On June 21, 1984, two police officers responding to a radio transmission observed the defendant and his wife engaged in a dispute on a Queens street and intervened, separating the two. Thereafter, the defendant’s wife informed one of the officers that the defendant had threatened to kill her and further advised the officer that the defendant kept a pistol in his automobile, which he had parked nearby. Accompanied by the wife, the officer walked over to the automobile, and, without opening the door, looked inside but was unable to locate the weapon. The officer then asked the wife where the gun was located. Although not requested to do so, the wife entered the car, reached under the seat and removed a box which contained a .38 caliber revolver. The defendant’s motion to suppress the weapon was denied, and, after a jury trial, he was convicted of criminal possession of a weapon in the third degree. We affirm.

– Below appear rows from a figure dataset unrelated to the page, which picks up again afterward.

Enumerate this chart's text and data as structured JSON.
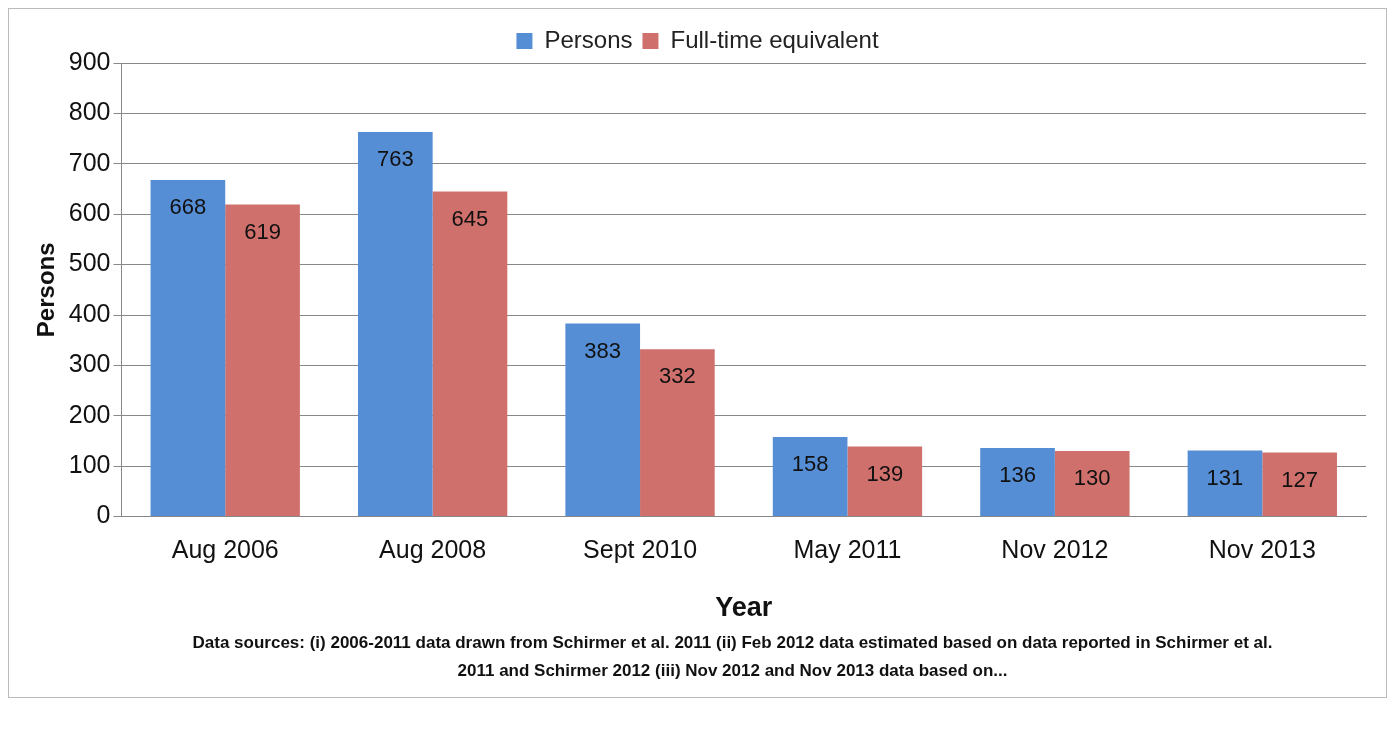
{
  "chart_data": {
    "type": "bar",
    "xlabel": "Year",
    "ylabel": "Persons",
    "categories": [
      "Aug 2006",
      "Aug 2008",
      "Sept 2010",
      "May 2011",
      "Nov 2012",
      "Nov 2013"
    ],
    "series": [
      {
        "name": "Persons",
        "color": "#558ed5",
        "values": [
          668,
          763,
          383,
          158,
          136,
          131
        ]
      },
      {
        "name": "Full-time equivalent",
        "color": "#d0706c",
        "values": [
          619,
          645,
          332,
          139,
          130,
          127
        ]
      }
    ],
    "ylim": [
      0,
      900
    ],
    "yticks": [
      0,
      100,
      200,
      300,
      400,
      500,
      600,
      700,
      800,
      900
    ],
    "grid": "y",
    "legend": "top",
    "data_labels": true,
    "annotations": [
      "Data sources: (i) 2006-2011 data drawn from Schirmer et al. 2011 (ii) Feb 2012 data  estimated based on data reported in Schirmer et al. 2011 and Schirmer 2012 (iii) Nov 2012 and Nov 2013 data based on..."
    ]
  }
}
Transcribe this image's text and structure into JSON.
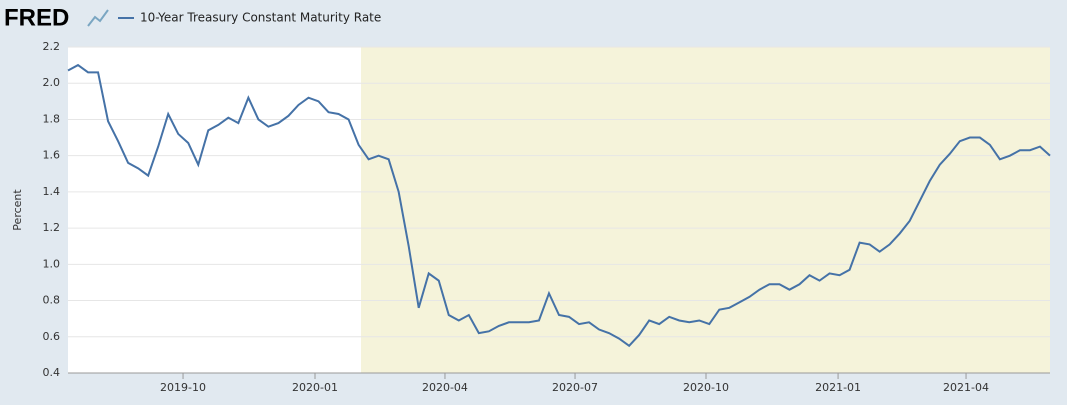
{
  "chart_data": {
    "type": "line",
    "logo": "FRED",
    "ylabel": "Percent",
    "series": [
      {
        "name": "10-Year Treasury Constant Maturity Rate",
        "color": "#4572a7",
        "values": [
          2.07,
          2.1,
          2.06,
          2.06,
          1.79,
          1.68,
          1.56,
          1.53,
          1.49,
          1.65,
          1.83,
          1.72,
          1.67,
          1.55,
          1.74,
          1.77,
          1.81,
          1.78,
          1.92,
          1.8,
          1.76,
          1.78,
          1.82,
          1.88,
          1.92,
          1.9,
          1.84,
          1.83,
          1.8,
          1.66,
          1.58,
          1.6,
          1.58,
          1.4,
          1.1,
          0.76,
          0.95,
          0.91,
          0.72,
          0.69,
          0.72,
          0.62,
          0.63,
          0.66,
          0.68,
          0.68,
          0.68,
          0.69,
          0.84,
          0.72,
          0.71,
          0.67,
          0.68,
          0.64,
          0.62,
          0.59,
          0.55,
          0.61,
          0.69,
          0.67,
          0.71,
          0.69,
          0.68,
          0.69,
          0.67,
          0.75,
          0.76,
          0.79,
          0.82,
          0.86,
          0.89,
          0.89,
          0.86,
          0.89,
          0.94,
          0.91,
          0.95,
          0.94,
          0.97,
          1.12,
          1.11,
          1.07,
          1.11,
          1.17,
          1.24,
          1.35,
          1.46,
          1.55,
          1.61,
          1.68,
          1.7,
          1.7,
          1.66,
          1.58,
          1.6,
          1.63,
          1.63,
          1.65,
          1.6
        ]
      }
    ],
    "xlim": [
      0,
      98
    ],
    "xticks": [
      {
        "value": 11.48,
        "label": "2019-10"
      },
      {
        "value": 24.65,
        "label": "2020-01"
      },
      {
        "value": 37.62,
        "label": "2020-04"
      },
      {
        "value": 50.6,
        "label": "2020-07"
      },
      {
        "value": 63.67,
        "label": "2020-10"
      },
      {
        "value": 76.85,
        "label": "2021-01"
      },
      {
        "value": 89.62,
        "label": "2021-04"
      }
    ],
    "shade_start": 29.24,
    "shade_color": "#f5f3da",
    "ylim": [
      0.4,
      2.2
    ],
    "yticks": [
      0.4,
      0.6,
      0.8,
      {
        "value": 1,
        "label": "1.0"
      },
      1.2,
      1.4,
      1.6,
      1.8,
      {
        "value": 2,
        "label": "2.0"
      },
      2.2
    ],
    "grid": true
  }
}
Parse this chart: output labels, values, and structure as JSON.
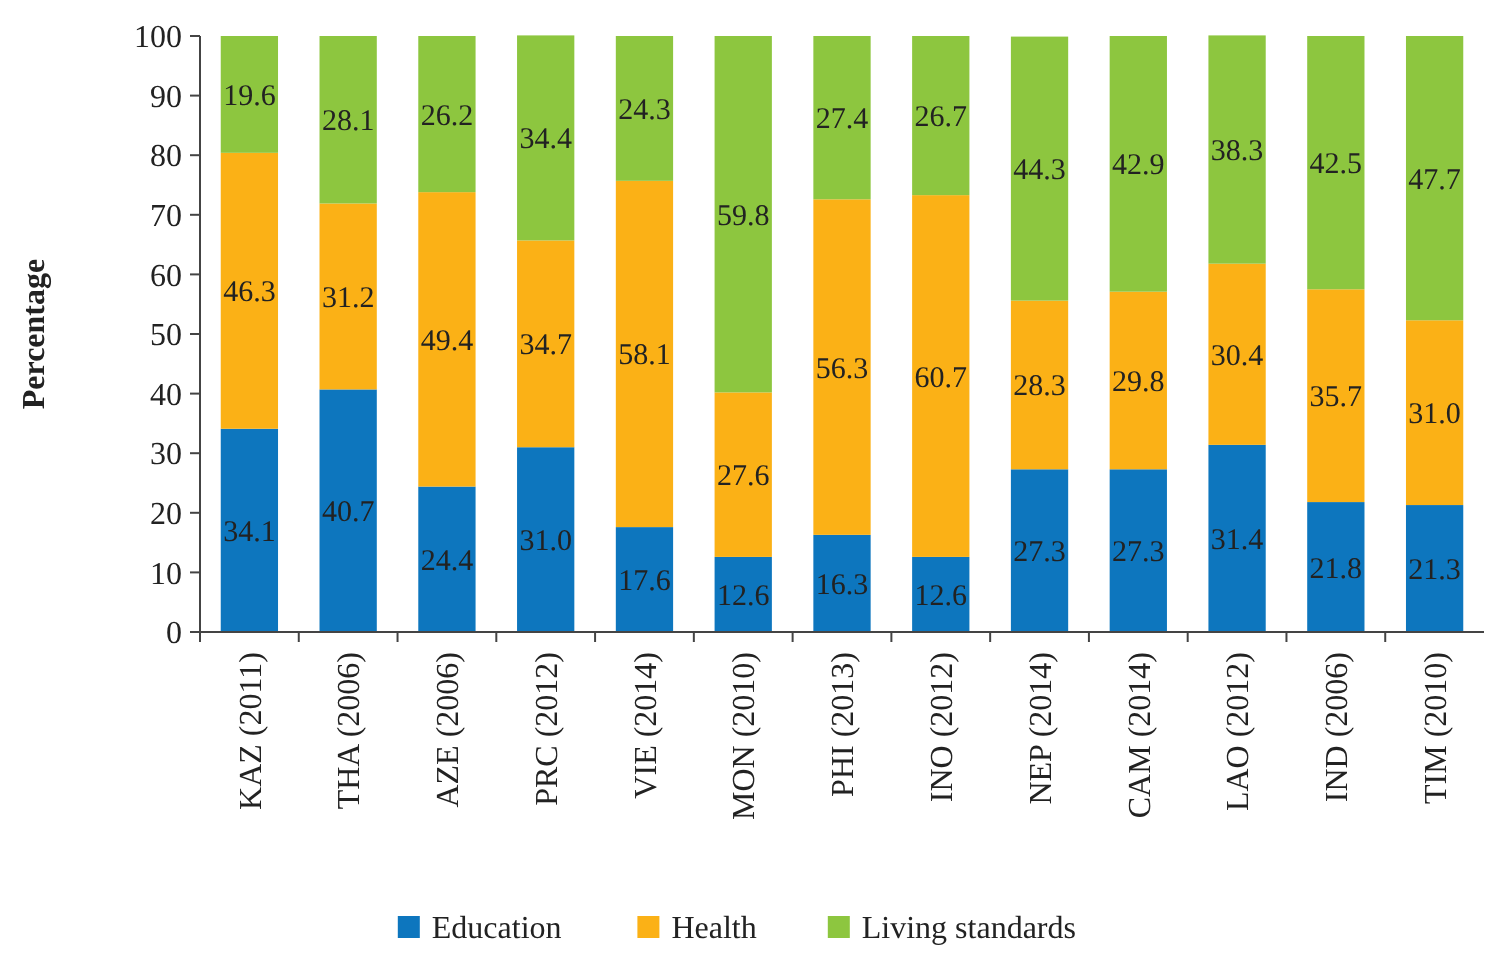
{
  "chart_data": {
    "type": "bar",
    "stacked": true,
    "ylabel": "Percentage",
    "ylim": [
      0,
      100
    ],
    "yticks": [
      0,
      10,
      20,
      30,
      40,
      50,
      60,
      70,
      80,
      90,
      100
    ],
    "grid": false,
    "legend": "bottom",
    "categories": [
      "KAZ (2011)",
      "THA (2006)",
      "AZE (2006)",
      "PRC (2012)",
      "VIE (2014)",
      "MON (2010)",
      "PHI (2013)",
      "INO (2012)",
      "NEP (2014)",
      "CAM (2014)",
      "LAO (2012)",
      "IND (2006)",
      "TIM (2010)"
    ],
    "series": [
      {
        "name": "Education",
        "color": "#0d76be",
        "values": [
          34.1,
          40.7,
          24.4,
          31.0,
          17.6,
          12.6,
          16.3,
          12.6,
          27.3,
          27.3,
          31.4,
          21.8,
          21.3
        ],
        "value_labels": [
          "34.1",
          "40.7",
          "24.4",
          "31.0",
          "17.6",
          "12.6",
          "16.3",
          "12.6",
          "27.3",
          "27.3",
          "31.4",
          "21.8",
          "21.3"
        ]
      },
      {
        "name": "Health",
        "color": "#fbb116",
        "values": [
          46.3,
          31.2,
          49.4,
          34.7,
          58.1,
          27.6,
          56.3,
          60.7,
          28.3,
          29.8,
          30.4,
          35.7,
          31.0
        ],
        "value_labels": [
          "46.3",
          "31.2",
          "49.4",
          "34.7",
          "58.1",
          "27.6",
          "56.3",
          "60.7",
          "28.3",
          "29.8",
          "30.4",
          "35.7",
          "31.0"
        ]
      },
      {
        "name": "Living standards",
        "color": "#8dc63f",
        "values": [
          19.6,
          28.1,
          26.2,
          34.4,
          24.3,
          59.8,
          27.4,
          26.7,
          44.3,
          42.9,
          38.3,
          42.5,
          47.7
        ],
        "value_labels": [
          "19.6",
          "28.1",
          "26.2",
          "34.4",
          "24.3",
          "59.8",
          "27.4",
          "26.7",
          "44.3",
          "42.9",
          "38.3",
          "42.5",
          "47.7"
        ]
      }
    ]
  }
}
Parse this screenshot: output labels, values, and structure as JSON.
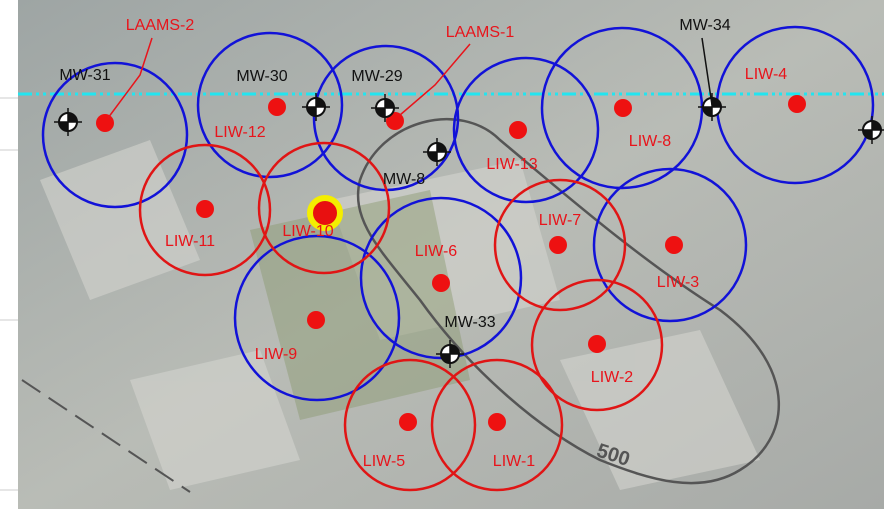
{
  "wells": [
    "LAAMS-2",
    "LAAMS-1",
    "MW-34",
    "MW-31",
    "MW-30",
    "MW-29",
    "LIW-4",
    "LIW-12",
    "LIW-13",
    "LIW-8",
    "MW-8",
    "LIW-7",
    "LIW-11",
    "LIW-10",
    "LIW-6",
    "LIW-3",
    "MW-33",
    "LIW-9",
    "LIW-2",
    "LIW-5",
    "LIW-1"
  ],
  "contour_label": "500"
}
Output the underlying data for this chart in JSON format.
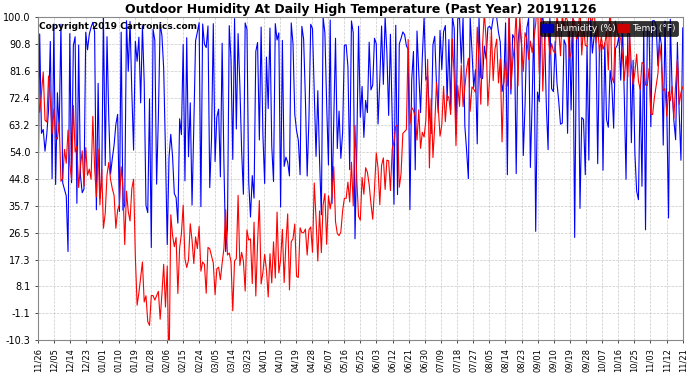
{
  "title": "Outdoor Humidity At Daily High Temperature (Past Year) 20191126",
  "copyright": "Copyright 2019 Cartronics.com",
  "legend_humidity": "Humidity (%)",
  "legend_temp": "Temp (°F)",
  "humidity_color": "#0000ff",
  "temp_color": "#ff0000",
  "bg_color": "#ffffff",
  "plot_bg_color": "#ffffff",
  "grid_color": "#bbbbbb",
  "yticks": [
    100.0,
    90.8,
    81.6,
    72.4,
    63.2,
    54.0,
    44.8,
    35.7,
    26.5,
    17.3,
    8.1,
    -1.1,
    -10.3
  ],
  "xtick_labels": [
    "11/26",
    "12/05",
    "12/14",
    "12/23",
    "01/01",
    "01/10",
    "01/19",
    "01/28",
    "02/06",
    "02/15",
    "02/24",
    "03/05",
    "03/14",
    "03/23",
    "04/01",
    "04/10",
    "04/19",
    "04/28",
    "05/07",
    "05/16",
    "05/25",
    "06/03",
    "06/12",
    "06/21",
    "06/30",
    "07/09",
    "07/18",
    "07/27",
    "08/05",
    "08/14",
    "08/23",
    "09/01",
    "09/10",
    "09/19",
    "09/28",
    "10/07",
    "10/16",
    "10/25",
    "11/03",
    "11/12",
    "11/21"
  ],
  "ylim": [
    -10.3,
    100.0
  ],
  "figsize": [
    6.9,
    3.75
  ],
  "dpi": 100
}
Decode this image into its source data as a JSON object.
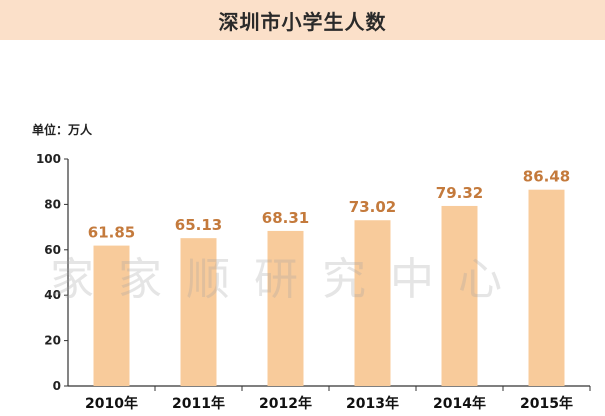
{
  "title": "深圳市小学生人数",
  "unit_label": "单位：万人",
  "watermark": "家家顺研究中心",
  "colors": {
    "bar": "#f8cb9b",
    "label": "#c47a3c",
    "title_bg": "#fbe0c9",
    "axis": "#333333"
  },
  "chart_data": {
    "type": "bar",
    "title": "深圳市小学生人数",
    "ylabel": "单位：万人",
    "categories": [
      "2010年",
      "2011年",
      "2012年",
      "2013年",
      "2014年",
      "2015年"
    ],
    "values": [
      61.85,
      65.13,
      68.31,
      73.02,
      79.32,
      86.48
    ],
    "data_labels": [
      "61.85",
      "65.13",
      "68.31",
      "73.02",
      "79.32",
      "86.48"
    ],
    "ylim": [
      0,
      100
    ],
    "yticks": [
      0,
      20,
      40,
      60,
      80,
      100
    ],
    "grid": false,
    "legend": "none"
  }
}
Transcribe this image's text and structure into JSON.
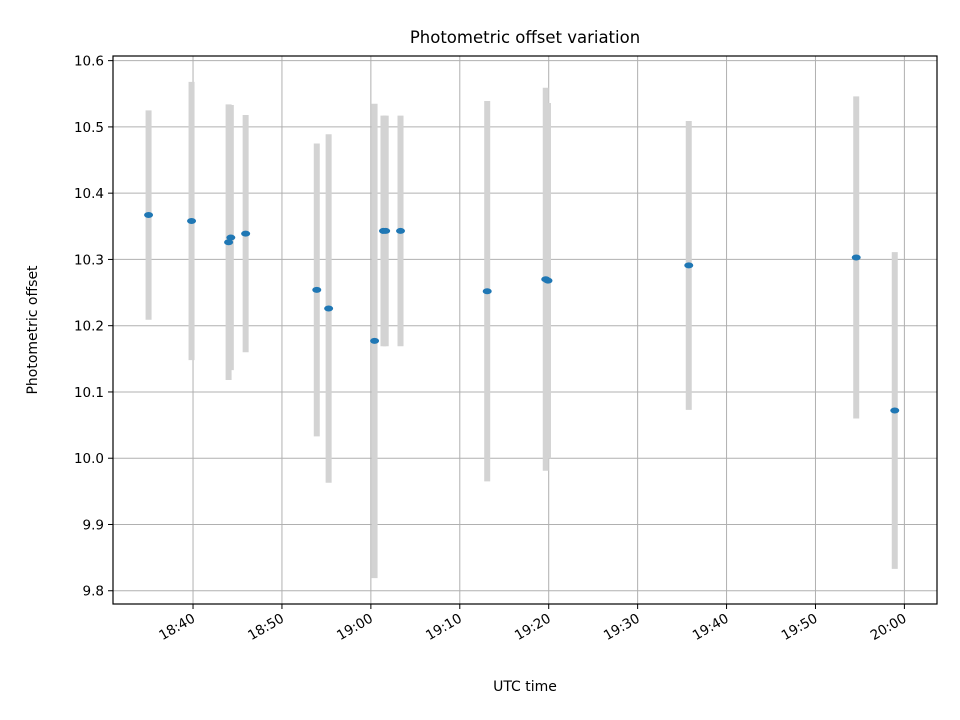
{
  "chart_data": {
    "type": "scatter",
    "title": "Photometric offset variation",
    "xlabel": "UTC time",
    "ylabel": "Photometric offset",
    "xlim": [
      "18:31:00",
      "20:03:40"
    ],
    "ylim": [
      9.78,
      10.607
    ],
    "x_ticks": [
      "18:40",
      "18:50",
      "19:00",
      "19:10",
      "19:20",
      "19:30",
      "19:40",
      "19:50",
      "20:00"
    ],
    "y_ticks": [
      "9.8",
      "9.9",
      "10.0",
      "10.1",
      "10.2",
      "10.3",
      "10.4",
      "10.5",
      "10.6"
    ],
    "grid": true,
    "series": [
      {
        "marker_color": "#1f77b4",
        "errorbar_color": "#d3d3d3",
        "points": [
          {
            "x": "18:35:00",
            "y": 10.367,
            "yerr": 0.158
          },
          {
            "x": "18:39:50",
            "y": 10.358,
            "yerr": 0.21
          },
          {
            "x": "18:44:00",
            "y": 10.326,
            "yerr": 0.208
          },
          {
            "x": "18:44:15",
            "y": 10.333,
            "yerr": 0.2
          },
          {
            "x": "18:45:55",
            "y": 10.339,
            "yerr": 0.179
          },
          {
            "x": "18:53:55",
            "y": 10.254,
            "yerr": 0.221
          },
          {
            "x": "18:55:15",
            "y": 10.226,
            "yerr": 0.263
          },
          {
            "x": "19:00:25",
            "y": 10.177,
            "yerr": 0.358
          },
          {
            "x": "19:01:25",
            "y": 10.343,
            "yerr": 0.174
          },
          {
            "x": "19:01:40",
            "y": 10.343,
            "yerr": 0.174
          },
          {
            "x": "19:03:20",
            "y": 10.343,
            "yerr": 0.174
          },
          {
            "x": "19:13:05",
            "y": 10.252,
            "yerr": 0.287
          },
          {
            "x": "19:19:40",
            "y": 10.27,
            "yerr": 0.289
          },
          {
            "x": "19:19:55",
            "y": 10.268,
            "yerr": 0.268
          },
          {
            "x": "19:35:45",
            "y": 10.291,
            "yerr": 0.218
          },
          {
            "x": "19:54:35",
            "y": 10.303,
            "yerr": 0.243
          },
          {
            "x": "19:58:55",
            "y": 10.072,
            "yerr": 0.239
          }
        ]
      }
    ]
  }
}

We conclude that the hearing court properly denied that branch of the defendant’s omnibus motion which was to suppress the gun found in the defendant’s automobile. The record reveals that the defendant’s wife informed the police that there was a gun in the automobile and, immediately thereafter, confirmed the reliability of her assertion by removing the box containing the gun from under the driver’s seat. Under the circumstances, the wife’s statements — advising that the defendant had threatened to kill her and that he kept a gun in an automobile parked nearby — provided the officers with probable cause to conduct a reasonable search for the weapon (see, People v Vargas, 143 AD2d 699; People v Ward, 95 AD2d 233, 239; see also, People v Lypka, 36 NY2d 210, 212-213; People v Hicks, 138 AD2d 519, lv denied 71 NY2d 969; People v Savona, 112 AD2d 328; People v La Borde, 66 AD2d 803).
In any event, the record establishes that the defendant’s wife, acting on her own initiative and as a private citizen, performed the search which actually uncovered the weapon. It is well settled that the proscriptions of the Fourth Amendment are inapplicable to citizens whose actions are private in nature (see, People v Ray, 65 NY2d 282; see also, People v Miller, 137 AD2d 626, 628-629).
*385Viewing the evidence in the light most favorable to the prosecution (see, People v Contes, 60 NY2d 620), we find that it was legally sufficient to establish the defendant’s guilt beyond a reasonable doubt. Moreover, upon the exercise of our factual review power, we are satisfied that the verdict was not against the weight of the evidence (see, CPL 470.15 [5]). Kunzeman, J. P., Weinstein, Kooper and Balletta, JJ., concur.